Thursday, October 12, 2006

Mr Wilder, I'm Ready For My Gruesome Murder


I've been watching the special edition of Double Indemnity, the seminal 1944 Billy Wilder noir film about insurance fraud and murder.

I'm not very comprehensive in my knowledge of film noir, but I know what I like and I figured out a decade ago that I rarely see one without being taken in by the dark subject matter and fabulous visual style. Robert Osborne in his introduction cites Double Indemnity as the official beginning of the film noir movement (a movement which was not identified as such until some 20 years later), and one of the movement's best. In fact, it's a fantastic film regardless of genre. It's perfectly cast, wonderfully paced, and visually innovative. And the story is compelling with minimal adjustment to period.

I made it through high school and into college before I really paid any attention to the visual aspects of anything. And now, having blinkingly discovered this side of life as an adult, I'm more attached than I might otherwise be. I love looking at the world as it used to be, the gritty depiction of the America of my grandparents' youth. This is a world where the fresh-scrubbed picture of society from the WW2 propaganda pictures comes crashing down, a world where people are weak and life is harsh. No spin doctors here. Hotels have their own detectives. Nobody seems to like daylight. Everyone smokes and drinks and cheats on their spouse. It's always raining.



Color was newly available to movie makers in 1944, but with Double Indemnity black and white was conscientiously chosen and made a character in the movie. In what became a pattern for noir films, much of the action occurs at night and everything takes place obscured by deep shadow and in a haze of cigarette smoke. The main noir character is often a man at odds with society, someone misunderstood and often feared or despised. The story is told from the point of view of the criminal; the movie's whole perspective is that of the criminal element--we are practically encouraged to root for the anti-social. Fred MacMurray's character, insurance agent Walter Neff, is generally sympathetic--moreso than with many noir characters--but Barbara Stanwyck more than makes up for it. In any case, we have a front row seat for a series of bad decisions which result in his seemingly-inevitable slide to the dark side.

For those not already familiar with the story, Barbara Stanwyck is married to a stuffy oil executive, and decides, with a little help, to make sure his accident insurance is in order and then have him knocked off for a big payday (this story--adulterers committing murder for money!--while it may sound commonplace in 2006, is a steel toe to the groin of polite, churchgoing 1944 society). The help comes in the form of the cast-against-type MacMurray, who is lured as they always are to the femme fatale, and to his stumbling downfall. Is it love? Infatuation? Hubris? The thrill of the chase? Walter Neff dabbles in all these things, and is convinced that, being an insurance man himself, he can perfectly fool the system. But the deception is smelled out by Claims Manager Barton Keyes, who is a close personal friend and coworker of Neff. And, of course, nothing ends up being quite what it seems initially, and worlds collide. It's cat and mouse, with a bit of detective intrigue thrown in.
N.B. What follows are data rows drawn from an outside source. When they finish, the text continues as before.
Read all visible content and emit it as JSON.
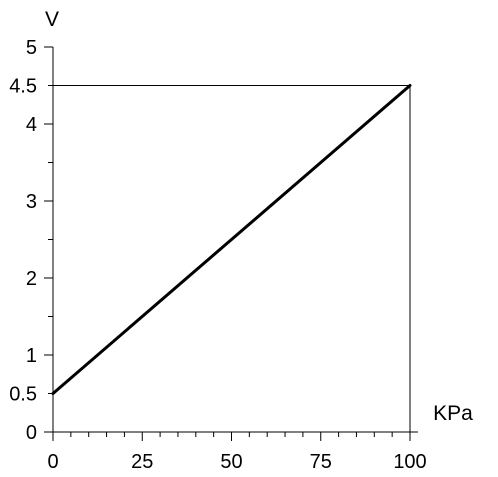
{
  "chart_data": {
    "type": "line",
    "xlabel": "KPa",
    "ylabel": "V",
    "xlim": [
      0,
      100
    ],
    "ylim": [
      0,
      5
    ],
    "x_ticks": [
      0,
      25,
      50,
      75,
      100
    ],
    "x_tick_labels": [
      "0",
      "25",
      "50",
      "75",
      "100"
    ],
    "x_minor_step": 5,
    "y_ticks": [
      0,
      0.5,
      1,
      2,
      3,
      4,
      4.5,
      5
    ],
    "y_tick_labels": [
      "0",
      "0.5",
      "1",
      "2",
      "3",
      "4",
      "4.5",
      "5"
    ],
    "y_minor_step": 0.5,
    "grid": false,
    "legend": "none",
    "reference_lines": [
      {
        "orientation": "horizontal",
        "value": 4.5,
        "from_x": 0,
        "to_x": 100
      },
      {
        "orientation": "vertical",
        "value": 100,
        "from_y": 0,
        "to_y": 4.5
      }
    ],
    "series": [
      {
        "x": [
          0,
          100
        ],
        "y": [
          0.5,
          4.5
        ],
        "color": "#000000"
      }
    ]
  }
}
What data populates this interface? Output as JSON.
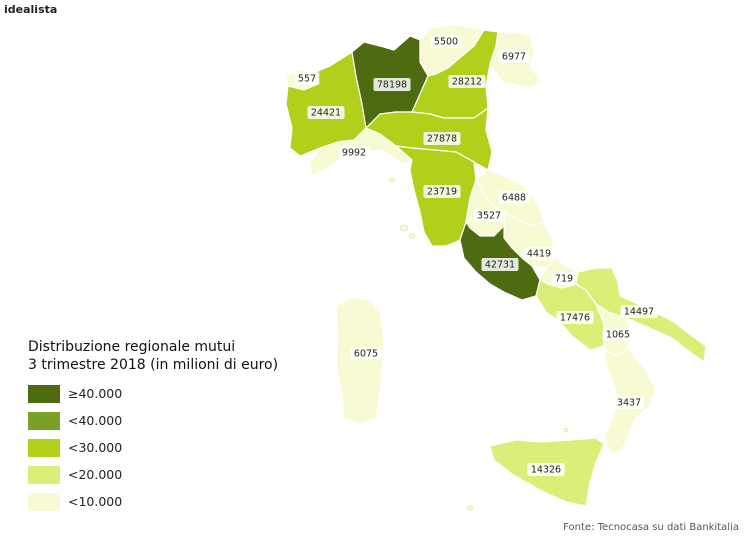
{
  "brand": "idealista",
  "legend": {
    "title_line1": "Distribuzione regionale mutui",
    "title_line2": "3 trimestre 2018 (in milioni di euro)",
    "items": [
      {
        "label": "≥40.000",
        "color": "#4e6b12"
      },
      {
        "label": "<40.000",
        "color": "#7aa126"
      },
      {
        "label": "<30.000",
        "color": "#b0d01c"
      },
      {
        "label": "<20.000",
        "color": "#dbee78"
      },
      {
        "label": "<10.000",
        "color": "#f7fad3"
      }
    ]
  },
  "regions": [
    {
      "name": "Valle d'Aosta",
      "value": "557",
      "class": 4
    },
    {
      "name": "Piemonte",
      "value": "24421",
      "class": 2
    },
    {
      "name": "Lombardia",
      "value": "78198",
      "class": 0
    },
    {
      "name": "Trentino-Alto Adige",
      "value": "5500",
      "class": 4
    },
    {
      "name": "Veneto",
      "value": "28212",
      "class": 2
    },
    {
      "name": "Friuli-Venezia Giulia",
      "value": "6977",
      "class": 4
    },
    {
      "name": "Liguria",
      "value": "9992",
      "class": 4
    },
    {
      "name": "Emilia-Romagna",
      "value": "27878",
      "class": 2
    },
    {
      "name": "Toscana",
      "value": "23719",
      "class": 2
    },
    {
      "name": "Marche",
      "value": "6488",
      "class": 4
    },
    {
      "name": "Umbria",
      "value": "3527",
      "class": 4
    },
    {
      "name": "Abruzzo",
      "value": "4419",
      "class": 4
    },
    {
      "name": "Lazio",
      "value": "42731",
      "class": 0
    },
    {
      "name": "Molise",
      "value": "719",
      "class": 4
    },
    {
      "name": "Campania",
      "value": "17476",
      "class": 3
    },
    {
      "name": "Puglia",
      "value": "14497",
      "class": 3
    },
    {
      "name": "Basilicata",
      "value": "1065",
      "class": 4
    },
    {
      "name": "Calabria",
      "value": "3437",
      "class": 4
    },
    {
      "name": "Sicilia",
      "value": "14326",
      "class": 3
    },
    {
      "name": "Sardegna",
      "value": "6075",
      "class": 4
    }
  ],
  "source": "Fonte: Tecnocasa su dati Bankitalia"
}
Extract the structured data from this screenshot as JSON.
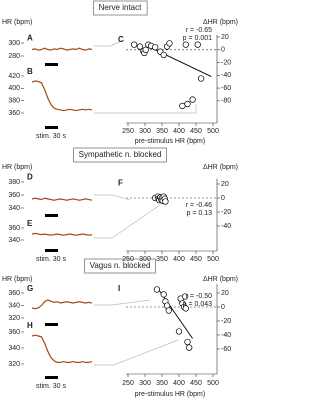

It's the relationship between Walter Neff and Barton Keyes that really makes the movie, and indeed the role of Barton Keyes was juicy enough to lure headliner Edward G. Robinson to accept a supporting part. This is, in an unorthodox fashion, the love center of the movie. They're not lovers, of course, but only close friends; but without this source of warmth, we could not gauge Neff's fall nor the icy emptiness of Phyllis Dietrichson. Barton Keyes is a blustering, cranky bully, and yet Robinson manages to play him with great subtlety and absolute conviction and it's a thrill to watch. Barbara Stanwyck was also at the top of her game--she is cited by one of the film historians in the DVD's special features as perhaps Hollywood's greatest actress of all time--and this polish and confidence is played against Fred MacMurray, who was still relatively unknown and a man personally opposed to playing so unsavory a character. MacMurray's essential goodness plays well here, and makes his slide a bit awkward and more believable.

It takes the older movies--movies which were so much a product of the restrictive production codes of the time--to show us how badly our modern action flicks miss the mark. Hollywood so often fails utterly to grasp the concept that less can be much, much more. This movie is all about the story--not about the size of the explosions or the body count. It's about temptation and inner conflict; it's about the dark corners of the human psyche and the frailty of human will. The whole story is about the anticipation of what might happen, and our hope that the inevitable might be averted. This is a movie which I would strap Jerry Bruckheimer down and force him to watch again and again until some sense of subtlety and aesthetic sophistication oozed osmotically into his over-caffeinated, television-raised psyche.

I give this one an A+

2 comments:

Joshua said...

I decided, after taking my SECOND film class (I really like A's) that the category "Film Noir" should include all movies by Eddie Murphy, SAmuel L Jackson, and Lawrence Fishbourne.

Bah Dum Bump.

Trombonology said...

A terrific post -- I enjoyed your comments immensely!